Das Projekt betrifft die drei Hauptverkehrsachsen in Buochs – Beckenrieder-, Stanser- und Ennetbürgerstrasse –, die sich im Bereich des Dorfplatzes treffen. Die Vorarbeiten hätten unmittelbar nach der Durchfahrt der Tour de Suisse am 23. Juni begonnen, die Hauptarbeiten auf der Strasse starten in diesen Tagen und dauern voraussichtlich bis Ende 2027, schreibt der Kanton Nidwalden in einer Mitteilung.
Ein Bautrupp arbeite vom Kreisel Piccadilly in Richtung Dorf-/Postplatz, der andere ab Stationsstrasse in Richtung Beckenried. Im Sommer 2028 sei der Einbau des lärmarmen Deckbelags vorgesehen.
Erhöhte Sicherheit und optische Aufwertung
Mit dem gemeinsam von Kanton und Gemeinde entwickelten Ausführungsprojekt werde die Strasseninfrastruktur umfassend saniert, die Verkehrssicherheit gezielt erhöht und der Ortskern optisch aufgewertet. Gleichzeitig werde das Trennsystem für die Strassen- und Siedlungsentwässerung eingeführt, der Dorfbachkanal erneuert und die Trinkwasserleitungen werden ersetzt.
Für das gesamte Projekt wird mit Kosten in der Höhe von 7,6 Millionen Franken gerechnet , wovon die Gemeinde Buochs sich mit 3,4 Millionen Franken beteiligt. Parallel realisiere das Elektrizitätswerk Nidwalden den Wärmeverbund «SEEWN», der Seewasser als Wärmequelle verwenden wird. So können Synergien bei den Baustellen genutzt werden.

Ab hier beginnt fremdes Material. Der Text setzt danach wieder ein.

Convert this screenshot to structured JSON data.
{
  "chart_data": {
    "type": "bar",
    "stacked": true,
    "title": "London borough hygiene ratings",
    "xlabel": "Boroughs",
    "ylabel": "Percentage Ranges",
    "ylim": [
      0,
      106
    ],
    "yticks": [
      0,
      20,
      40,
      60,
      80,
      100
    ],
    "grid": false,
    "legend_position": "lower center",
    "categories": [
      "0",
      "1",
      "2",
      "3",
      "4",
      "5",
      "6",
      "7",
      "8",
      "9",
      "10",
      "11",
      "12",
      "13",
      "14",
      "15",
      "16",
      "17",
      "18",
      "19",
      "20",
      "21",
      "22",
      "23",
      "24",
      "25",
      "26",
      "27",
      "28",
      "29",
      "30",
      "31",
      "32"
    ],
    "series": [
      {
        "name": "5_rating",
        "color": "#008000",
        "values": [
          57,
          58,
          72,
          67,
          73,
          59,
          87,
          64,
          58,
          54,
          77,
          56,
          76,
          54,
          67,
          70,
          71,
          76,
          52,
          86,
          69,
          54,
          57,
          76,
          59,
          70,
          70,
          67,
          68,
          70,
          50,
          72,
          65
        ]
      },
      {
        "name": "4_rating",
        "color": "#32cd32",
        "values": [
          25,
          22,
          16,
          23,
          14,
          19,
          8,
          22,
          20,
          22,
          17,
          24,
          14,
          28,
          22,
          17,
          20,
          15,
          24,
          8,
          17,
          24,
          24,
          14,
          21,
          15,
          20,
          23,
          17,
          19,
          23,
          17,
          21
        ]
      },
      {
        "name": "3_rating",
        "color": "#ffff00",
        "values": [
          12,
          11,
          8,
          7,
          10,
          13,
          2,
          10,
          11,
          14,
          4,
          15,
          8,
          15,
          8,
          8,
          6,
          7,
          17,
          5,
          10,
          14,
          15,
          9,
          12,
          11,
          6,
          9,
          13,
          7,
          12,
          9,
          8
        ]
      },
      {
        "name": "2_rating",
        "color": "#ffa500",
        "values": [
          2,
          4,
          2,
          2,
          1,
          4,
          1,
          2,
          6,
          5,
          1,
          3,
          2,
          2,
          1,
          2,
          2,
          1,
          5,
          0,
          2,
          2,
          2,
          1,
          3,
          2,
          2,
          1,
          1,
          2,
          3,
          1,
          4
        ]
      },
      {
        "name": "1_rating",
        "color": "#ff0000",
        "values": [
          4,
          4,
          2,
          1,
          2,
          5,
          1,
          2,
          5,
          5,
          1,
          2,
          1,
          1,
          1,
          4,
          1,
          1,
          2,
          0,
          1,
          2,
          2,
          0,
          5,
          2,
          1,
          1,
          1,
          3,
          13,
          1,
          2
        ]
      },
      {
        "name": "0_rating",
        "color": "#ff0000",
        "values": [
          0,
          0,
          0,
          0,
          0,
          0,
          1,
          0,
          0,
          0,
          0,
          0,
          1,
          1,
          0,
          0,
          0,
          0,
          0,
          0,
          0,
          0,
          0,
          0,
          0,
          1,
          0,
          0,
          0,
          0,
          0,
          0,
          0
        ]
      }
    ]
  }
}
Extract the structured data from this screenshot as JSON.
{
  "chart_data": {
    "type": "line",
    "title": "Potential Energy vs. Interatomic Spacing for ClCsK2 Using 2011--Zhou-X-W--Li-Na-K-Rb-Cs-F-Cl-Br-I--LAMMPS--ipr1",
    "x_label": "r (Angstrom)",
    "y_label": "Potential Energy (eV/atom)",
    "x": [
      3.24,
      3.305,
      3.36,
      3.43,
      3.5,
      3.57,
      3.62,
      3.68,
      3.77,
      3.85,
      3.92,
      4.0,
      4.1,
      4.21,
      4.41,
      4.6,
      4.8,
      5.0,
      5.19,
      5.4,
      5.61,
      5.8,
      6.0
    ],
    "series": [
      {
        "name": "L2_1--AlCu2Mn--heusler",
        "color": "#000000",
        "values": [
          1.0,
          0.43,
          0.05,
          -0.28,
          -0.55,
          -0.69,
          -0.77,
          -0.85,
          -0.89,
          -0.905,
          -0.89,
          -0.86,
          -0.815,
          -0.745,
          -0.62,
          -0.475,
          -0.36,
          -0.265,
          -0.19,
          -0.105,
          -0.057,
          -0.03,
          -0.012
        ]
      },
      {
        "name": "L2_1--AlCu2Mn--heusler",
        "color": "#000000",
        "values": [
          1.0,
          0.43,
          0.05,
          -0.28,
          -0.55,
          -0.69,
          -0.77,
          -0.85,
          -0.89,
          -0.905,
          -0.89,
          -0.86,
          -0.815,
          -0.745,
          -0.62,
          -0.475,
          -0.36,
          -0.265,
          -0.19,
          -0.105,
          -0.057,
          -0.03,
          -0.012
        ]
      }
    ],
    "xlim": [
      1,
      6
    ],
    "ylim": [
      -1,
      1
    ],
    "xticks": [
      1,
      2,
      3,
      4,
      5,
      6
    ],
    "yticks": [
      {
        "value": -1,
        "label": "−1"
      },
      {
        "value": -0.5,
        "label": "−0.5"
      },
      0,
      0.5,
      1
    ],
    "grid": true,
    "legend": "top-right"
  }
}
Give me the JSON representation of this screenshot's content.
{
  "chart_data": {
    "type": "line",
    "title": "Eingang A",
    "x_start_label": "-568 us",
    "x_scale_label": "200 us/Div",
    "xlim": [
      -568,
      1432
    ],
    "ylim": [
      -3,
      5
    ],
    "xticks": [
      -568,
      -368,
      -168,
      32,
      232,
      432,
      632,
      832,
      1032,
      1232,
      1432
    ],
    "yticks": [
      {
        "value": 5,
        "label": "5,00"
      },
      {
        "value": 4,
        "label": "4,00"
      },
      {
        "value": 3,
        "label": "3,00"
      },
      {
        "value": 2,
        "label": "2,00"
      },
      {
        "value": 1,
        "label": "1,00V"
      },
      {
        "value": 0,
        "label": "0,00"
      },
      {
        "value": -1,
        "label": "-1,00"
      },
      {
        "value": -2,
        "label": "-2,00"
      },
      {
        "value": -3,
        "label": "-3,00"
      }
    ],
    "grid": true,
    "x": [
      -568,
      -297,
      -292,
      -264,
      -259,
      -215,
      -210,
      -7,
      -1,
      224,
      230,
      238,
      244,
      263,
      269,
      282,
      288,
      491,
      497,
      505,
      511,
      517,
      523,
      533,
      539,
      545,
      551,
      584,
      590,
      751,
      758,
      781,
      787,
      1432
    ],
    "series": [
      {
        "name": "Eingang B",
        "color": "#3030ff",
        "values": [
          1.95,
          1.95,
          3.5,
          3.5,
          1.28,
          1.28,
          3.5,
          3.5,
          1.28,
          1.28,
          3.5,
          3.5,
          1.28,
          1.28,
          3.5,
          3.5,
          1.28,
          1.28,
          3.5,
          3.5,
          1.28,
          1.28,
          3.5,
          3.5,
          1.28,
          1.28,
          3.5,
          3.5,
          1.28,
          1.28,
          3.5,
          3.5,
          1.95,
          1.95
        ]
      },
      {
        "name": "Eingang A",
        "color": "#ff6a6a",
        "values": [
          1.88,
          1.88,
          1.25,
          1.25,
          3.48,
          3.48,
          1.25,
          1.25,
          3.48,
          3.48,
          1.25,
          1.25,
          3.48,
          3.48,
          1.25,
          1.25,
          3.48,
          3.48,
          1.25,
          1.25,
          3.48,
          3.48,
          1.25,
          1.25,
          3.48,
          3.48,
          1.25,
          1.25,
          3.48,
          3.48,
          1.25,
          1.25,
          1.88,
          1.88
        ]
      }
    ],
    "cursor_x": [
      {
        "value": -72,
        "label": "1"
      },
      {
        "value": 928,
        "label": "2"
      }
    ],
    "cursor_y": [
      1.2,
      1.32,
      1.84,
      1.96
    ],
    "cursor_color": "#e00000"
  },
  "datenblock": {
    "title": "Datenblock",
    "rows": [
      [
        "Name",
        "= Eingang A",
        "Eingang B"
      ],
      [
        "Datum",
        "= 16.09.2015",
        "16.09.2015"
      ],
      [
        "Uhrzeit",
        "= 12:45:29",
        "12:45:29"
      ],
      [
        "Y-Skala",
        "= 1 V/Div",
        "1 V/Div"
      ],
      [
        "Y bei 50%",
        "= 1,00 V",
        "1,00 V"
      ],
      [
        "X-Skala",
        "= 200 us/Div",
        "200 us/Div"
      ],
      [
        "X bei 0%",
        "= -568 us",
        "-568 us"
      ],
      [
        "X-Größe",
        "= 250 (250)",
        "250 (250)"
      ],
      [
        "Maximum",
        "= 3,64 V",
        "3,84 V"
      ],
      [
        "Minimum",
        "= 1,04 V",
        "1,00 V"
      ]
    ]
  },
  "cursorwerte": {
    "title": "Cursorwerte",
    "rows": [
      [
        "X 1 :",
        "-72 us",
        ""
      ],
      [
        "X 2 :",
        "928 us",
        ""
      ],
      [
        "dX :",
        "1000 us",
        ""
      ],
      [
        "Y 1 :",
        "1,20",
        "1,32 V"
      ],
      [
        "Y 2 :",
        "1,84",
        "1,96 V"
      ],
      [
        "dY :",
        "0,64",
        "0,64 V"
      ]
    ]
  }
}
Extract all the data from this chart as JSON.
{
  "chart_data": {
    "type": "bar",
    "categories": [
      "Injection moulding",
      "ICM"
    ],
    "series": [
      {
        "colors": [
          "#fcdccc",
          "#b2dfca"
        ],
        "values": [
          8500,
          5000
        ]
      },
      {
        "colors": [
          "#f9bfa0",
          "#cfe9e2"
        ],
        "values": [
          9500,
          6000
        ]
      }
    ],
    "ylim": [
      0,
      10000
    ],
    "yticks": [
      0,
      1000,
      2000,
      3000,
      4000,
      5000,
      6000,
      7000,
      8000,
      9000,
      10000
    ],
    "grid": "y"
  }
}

Tempo 30 im gesamten Dorfkern
Ein zentrales Anliegen sei die Verbesserung der Sicherheit für Fussgängerinnen und Fussgänger, insbesondere für Kinder. So werde die Querung beim Postplatz mit einer Schutzinsel ausgestattet, um den Übergang sicherer und direkter zu gestalten. Weitere Massnahmen betreffen die Einführung von Tempo 30 im gesamten Dorfkern, die Neugestaltung der Bushaltestelle beim Postplatz mit einem hindernisfreien Zugang anstelle der heutigen Bucht sowie die Reduktion von Parkplätzen im Fussgängerbereich zur Erhöhung der Aufenthaltsqualität.
Am Ortseingang aus Richtung Beckenried werde «ein verkehrsberuhigendes Eingangstor errichtet, das den Übergang vom Ausserorts- in den Innerortsbereich sichtbar markiert» und das Ein- und Ausfahren in die Seestrasse erleichtere.
Baudirektorin Therese Rotzer-Mathyer unterstreicht in der Mitteilung die Bedeutung des Projekts: «Wir schaffen dadurch mehr Sicherheit und Lebensqualität im Herzen von Buochs. Die Umgestaltung des Dorfkerns ist ein wichtiger Schritt, um den Verkehrsfluss zu beruhigen, den Fuss- und Veloverkehr zu stärken und den öffentlichen Raum attraktiver zu gestalten.» (rwi/zvg)
Aktuelle Informationen jederzeit abrufbar
Der Kanton und die Gemeinde setzen auf stets aktualisierte Informationen, vor allem auch wegen Verkehrseinschränkungen, weshalb erstmals eine digitale Anwohnerinformation genutzt wird, mit der sich die Bevölkerung über die Baufortschritte informieren kann. Grafiken, Bilder und Videos veranschaulichen die verschiedenen Phasen und damit verbundene Behinderungen im Dorfkern. Über die digitale Plattform können auch Baustellen-News abonniert werden. Infos zu Verkehrsbehinderungen sind zusätzlich unter www.nw.ch/strasseninformationen abrufbar. (rwi)
Der Zugang zur digitalen Anwohnerinformation ist unter www.nw.ch/ortsdurchfahrt-buochs zu finden.